Wednesday, August 29, 2018

KLHK Luncurkan Bunga Rampai Ekosistem

INILAHCOM, Manado - Direktorat Kawasan Konservasi, Direktorat Jenderal Konservasi Sumber Daya Alam dan Ekosistem (KSDAE), Kementerian Lingkungan Hidup dan Kehutanan (KLHK) meluncurkan buku bunga rampai kisah sukses pemulihan ekosistem di kawasan konservasi.

Peluncuran buku ini bertepatan dengan kegiatan Hari Konservasi Alam Nasional (HKAN) 2018 di Taman Wisata Alam Batu Putih Tangkoko, Provinsi Sulawesi Utara, Rabu (29/8/2018).

Buku tersebut hadir untuk memperkaya pengetahuan dalam pengembangan inovasi pemulihan ekosistem serta mengidentifikasi berbagai faktor kunci yang dapat mempercepat pemulihan ekosistem di kawasan konservasi.

Dalam penyusunan buku tersebut, Direktorat Kawasan Konservasi KSDAE bekerja sama dengan World Resources Institute (WRI) Indonesia, sebuah lembaga penelitian independen bidang lingkungan hidup.

Kawasan konservasi Indonesia seluas 27,2 juta ha menyimpan sumber daya alam yang melimpah, seperti air dan keanekaragaman hayati, sehingga perlu untuk dilestarikan.
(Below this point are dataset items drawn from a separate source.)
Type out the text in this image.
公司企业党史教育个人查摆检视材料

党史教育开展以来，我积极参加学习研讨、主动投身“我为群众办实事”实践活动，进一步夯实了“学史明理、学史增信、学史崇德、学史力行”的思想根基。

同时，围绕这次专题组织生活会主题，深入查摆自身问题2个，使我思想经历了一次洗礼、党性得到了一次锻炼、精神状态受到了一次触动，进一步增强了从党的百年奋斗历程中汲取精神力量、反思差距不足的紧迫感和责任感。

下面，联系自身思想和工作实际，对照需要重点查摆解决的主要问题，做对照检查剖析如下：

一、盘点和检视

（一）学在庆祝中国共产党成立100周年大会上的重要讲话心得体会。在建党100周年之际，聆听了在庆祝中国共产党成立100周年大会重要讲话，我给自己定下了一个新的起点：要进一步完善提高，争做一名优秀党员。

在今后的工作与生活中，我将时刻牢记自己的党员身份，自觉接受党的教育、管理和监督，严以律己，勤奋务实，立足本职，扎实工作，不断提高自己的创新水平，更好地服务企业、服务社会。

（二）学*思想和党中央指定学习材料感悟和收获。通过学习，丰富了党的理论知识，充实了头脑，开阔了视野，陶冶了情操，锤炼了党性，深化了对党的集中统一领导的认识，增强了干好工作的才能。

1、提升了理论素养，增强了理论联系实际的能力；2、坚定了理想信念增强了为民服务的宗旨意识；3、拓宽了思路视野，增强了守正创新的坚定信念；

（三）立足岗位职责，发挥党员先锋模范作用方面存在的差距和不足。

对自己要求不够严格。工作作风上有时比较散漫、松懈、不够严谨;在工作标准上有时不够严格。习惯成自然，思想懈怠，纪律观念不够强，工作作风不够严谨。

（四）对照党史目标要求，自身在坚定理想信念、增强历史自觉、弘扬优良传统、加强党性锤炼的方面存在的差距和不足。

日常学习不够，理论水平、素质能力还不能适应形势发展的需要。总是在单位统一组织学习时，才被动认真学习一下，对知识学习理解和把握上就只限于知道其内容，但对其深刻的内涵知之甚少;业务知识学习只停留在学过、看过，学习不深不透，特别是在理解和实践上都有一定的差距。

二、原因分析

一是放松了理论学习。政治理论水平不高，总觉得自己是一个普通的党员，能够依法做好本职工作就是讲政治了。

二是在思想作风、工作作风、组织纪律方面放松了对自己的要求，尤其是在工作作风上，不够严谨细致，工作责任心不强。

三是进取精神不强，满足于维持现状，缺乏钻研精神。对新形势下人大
Sayangnya, tekanan kerusakan terhadap kawasan konservasi di Indonesia masih tinggi, disebabkan faktor alam dan aktivitas manusia, seperti kebarakan hutan, pembalakan dan perburuan liar serta serangan hama dan penyakit.

Dilihat dari data Direktorat Kawasan Konservasi dan Direktorat Pemolaan dan Informasi Konservasi Alam memperkirakan kerusakan di dalam kawasan konservasi yang didasarkan pada perhitungan open area seluas 2.011.000 ha atau 7,4% dari total luas kawasan.

Luasnya indikasi kawasan terdegradasi ini dapat berdampak pada terganggunya fungsi ekosistem kawasan konservasi.

Selain mengganggu keanekaragaman hayati yang hidup di dalam kawasan, dampak negatif degradasi juga akan dirasakan oleh masyarakat, seperti peningkatan risiko bencana alam dan penurunan kualitas lingkungan. Untuk itu, pemerintah melalui Direktorat Kawasan Konservasi tengah mengupayakan pemulihan ekosistem di kawasan konservasi.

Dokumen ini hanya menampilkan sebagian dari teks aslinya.